Phantom Thread

Paul Thomas Anderson, a master of his craft, has released his 2nd collaboration with Daniel-Day Lewis following their previous effort, the perfect film, There Will Be Blood. Phantom Thread is different in subject and tone, but no less masterful. This is a film where, from the 2nd act on I began to steadily realize its excellence and by act 3, had no doubts remaining. Phantom Thread is a textual effort, a psychological masterstroke that escapes its period trappings and is just as much about the relation between an artist’s life and their work as it is a meta-commentary on Day-Lewis’ retirement.

Reynolds Woodcock (Day-Lewis) is a dressmaker in 1950’s London operating a business with his sister, Cyril (Lesley Manville). He has a routine with his relationships, one is welcomed and then one is dismissed. Reynolds appears to have no intention of settling down. Out for breakfast, he meets Alma (Vicky Kreips), whom he takes out to dinner. The film develops a more intricate pattern from there.

The strongest element to Phantom Thread is Anderson himself.
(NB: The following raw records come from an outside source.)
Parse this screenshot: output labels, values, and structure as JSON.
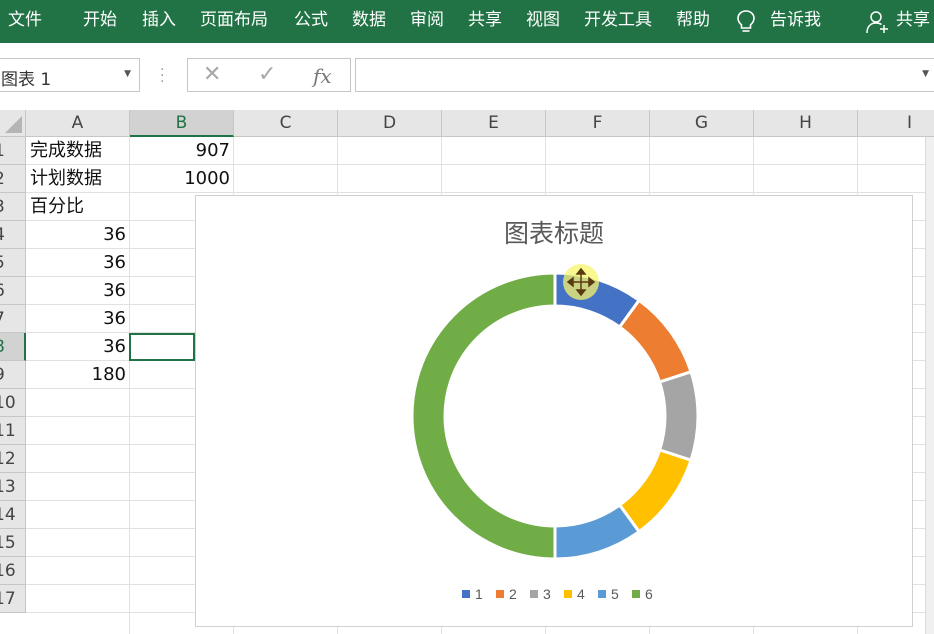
{
  "ribbon": {
    "tabs": [
      "文件",
      "开始",
      "插入",
      "页面布局",
      "公式",
      "数据",
      "审阅",
      "共享",
      "视图",
      "开发工具",
      "帮助"
    ],
    "tell_me": "告诉我",
    "share": "共享",
    "color": "#217346"
  },
  "formula_bar": {
    "name_box": "图表 1",
    "cancel_glyph": "✕",
    "enter_glyph": "✓",
    "fx_label": "fx",
    "formula": ""
  },
  "sheet": {
    "columns": [
      "A",
      "B",
      "C",
      "D",
      "E",
      "F",
      "G",
      "H",
      "I"
    ],
    "selected_column": "B",
    "rows": [
      "1",
      "2",
      "3",
      "4",
      "5",
      "6",
      "7",
      "8",
      "9",
      "10",
      "11",
      "12",
      "13",
      "14",
      "15",
      "16",
      "17"
    ],
    "selected_row": "8",
    "cells": {
      "A1": "完成数据",
      "B1": "907",
      "A2": "计划数据",
      "B2": "1000",
      "A3": "百分比",
      "A4": "36",
      "A5": "36",
      "A6": "36",
      "A7": "36",
      "A8": "36",
      "A9": "180"
    },
    "active_cell": "B8"
  },
  "chart_data": {
    "type": "pie",
    "subtype": "doughnut",
    "title": "图表标题",
    "categories": [
      "1",
      "2",
      "3",
      "4",
      "5",
      "6"
    ],
    "values": [
      36,
      36,
      36,
      36,
      36,
      180
    ],
    "colors": [
      "#4472C4",
      "#ED7D31",
      "#A5A5A5",
      "#FFC000",
      "#5B9BD5",
      "#70AD47"
    ],
    "legend_position": "bottom",
    "selected": true
  }
}
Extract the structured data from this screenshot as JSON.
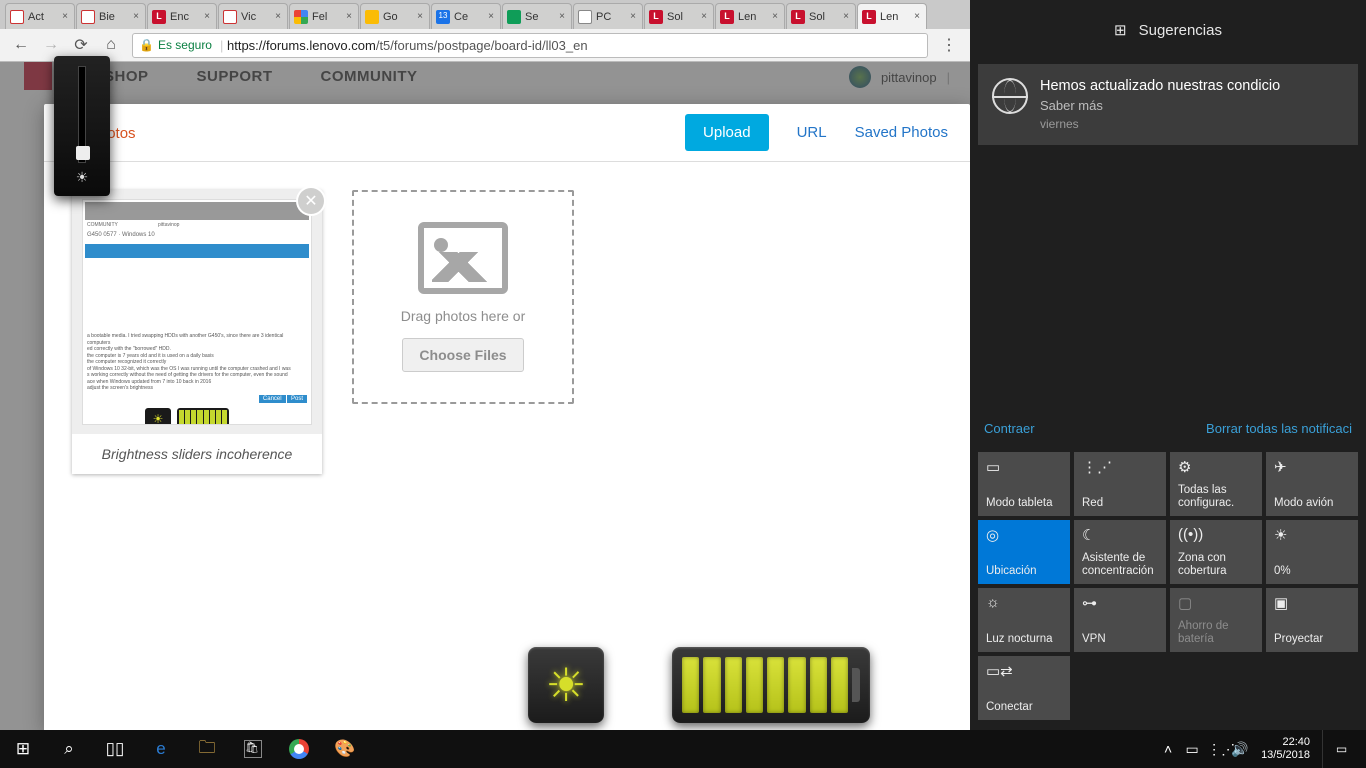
{
  "browser": {
    "tabs": [
      {
        "label": "Act",
        "favicon": "gmail"
      },
      {
        "label": "Bie",
        "favicon": "gmail"
      },
      {
        "label": "Enc",
        "favicon": "lenovo"
      },
      {
        "label": "Vic",
        "favicon": "gmail"
      },
      {
        "label": "Fel",
        "favicon": "google"
      },
      {
        "label": "Go",
        "favicon": "keep"
      },
      {
        "label": "Ce",
        "favicon": "cal",
        "badge": "13"
      },
      {
        "label": "Se",
        "favicon": "drive"
      },
      {
        "label": "PC",
        "favicon": "file"
      },
      {
        "label": "Sol",
        "favicon": "lenovo"
      },
      {
        "label": "Len",
        "favicon": "lenovo"
      },
      {
        "label": "Sol",
        "favicon": "lenovo"
      },
      {
        "label": "Len",
        "favicon": "lenovo",
        "active": true
      }
    ],
    "secure_label": "Es seguro",
    "url_host": "https://forums.lenovo.com",
    "url_path": "/t5/forums/postpage/board-id/ll03_en"
  },
  "lenovo": {
    "nav": [
      "SHOP",
      "SUPPORT",
      "COMMUNITY"
    ],
    "user": "pittavinop"
  },
  "upload": {
    "photos_label": "Photos",
    "upload_btn": "Upload",
    "url_link": "URL",
    "saved_link": "Saved Photos",
    "dropzone_text": "Drag photos here or",
    "choose_files": "Choose Files",
    "thumb_caption": "Brightness sliders incoherence"
  },
  "action_center": {
    "header": "Sugerencias",
    "notification": {
      "title": "Hemos actualizado nuestras condicio",
      "subtitle": "Saber más",
      "time": "viernes"
    },
    "collapse": "Contraer",
    "clear_all": "Borrar todas las notificaci",
    "tiles": [
      {
        "label": "Modo tableta",
        "icon": "▭"
      },
      {
        "label": "Red",
        "icon": "⋮⋰"
      },
      {
        "label": "Todas las configurac.",
        "icon": "⚙"
      },
      {
        "label": "Modo avión",
        "icon": "✈"
      },
      {
        "label": "Ubicación",
        "icon": "◎",
        "active": true
      },
      {
        "label": "Asistente de concentración",
        "icon": "☾"
      },
      {
        "label": "Zona con cobertura",
        "icon": "((•))"
      },
      {
        "label": "0%",
        "icon": "☀"
      },
      {
        "label": "Luz nocturna",
        "icon": "☼"
      },
      {
        "label": "VPN",
        "icon": "⊶"
      },
      {
        "label": "Ahorro de batería",
        "icon": "▢",
        "disabled": true
      },
      {
        "label": "Proyectar",
        "icon": "▣"
      },
      {
        "label": "Conectar",
        "icon": "▭⇄"
      }
    ]
  },
  "taskbar": {
    "time": "22:40",
    "date": "13/5/2018"
  }
}
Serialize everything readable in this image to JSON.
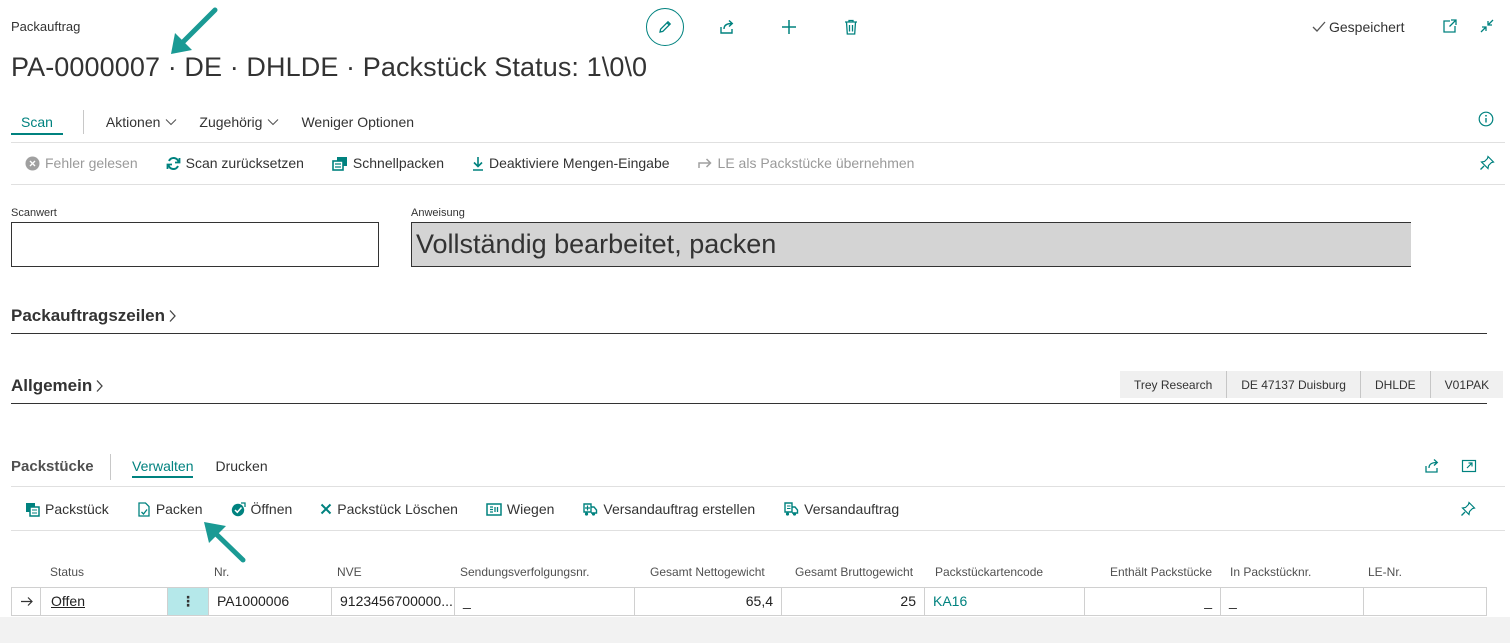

There are the fingerprints of a bona fide master, and a surprise to me was that he did the cinematography as well. That’s impressive, because Phantom Thread looks majestic and epic for a film where that might not necessarily be an expectation.

The performances are uniformly excellent. Daniel Day-Lewis delivers a turn that isn’t as showy as some of his other work, but he inhabits his character so completely. Any actor can be flashy, but it takes a master to engage you this subtly. Newcomer Vicky Kreips is the MVP, offering an incisive focused turn that doesn’t seem like much at first, but has you looking up her IMBD by the film’s end. Lesley Manville is also excellent.

Phantom Thread is indisputable. The Master was a perfect movie and Inherent Vice is a very good one. Anderson is reaching a point where great films seem almost routine at this point.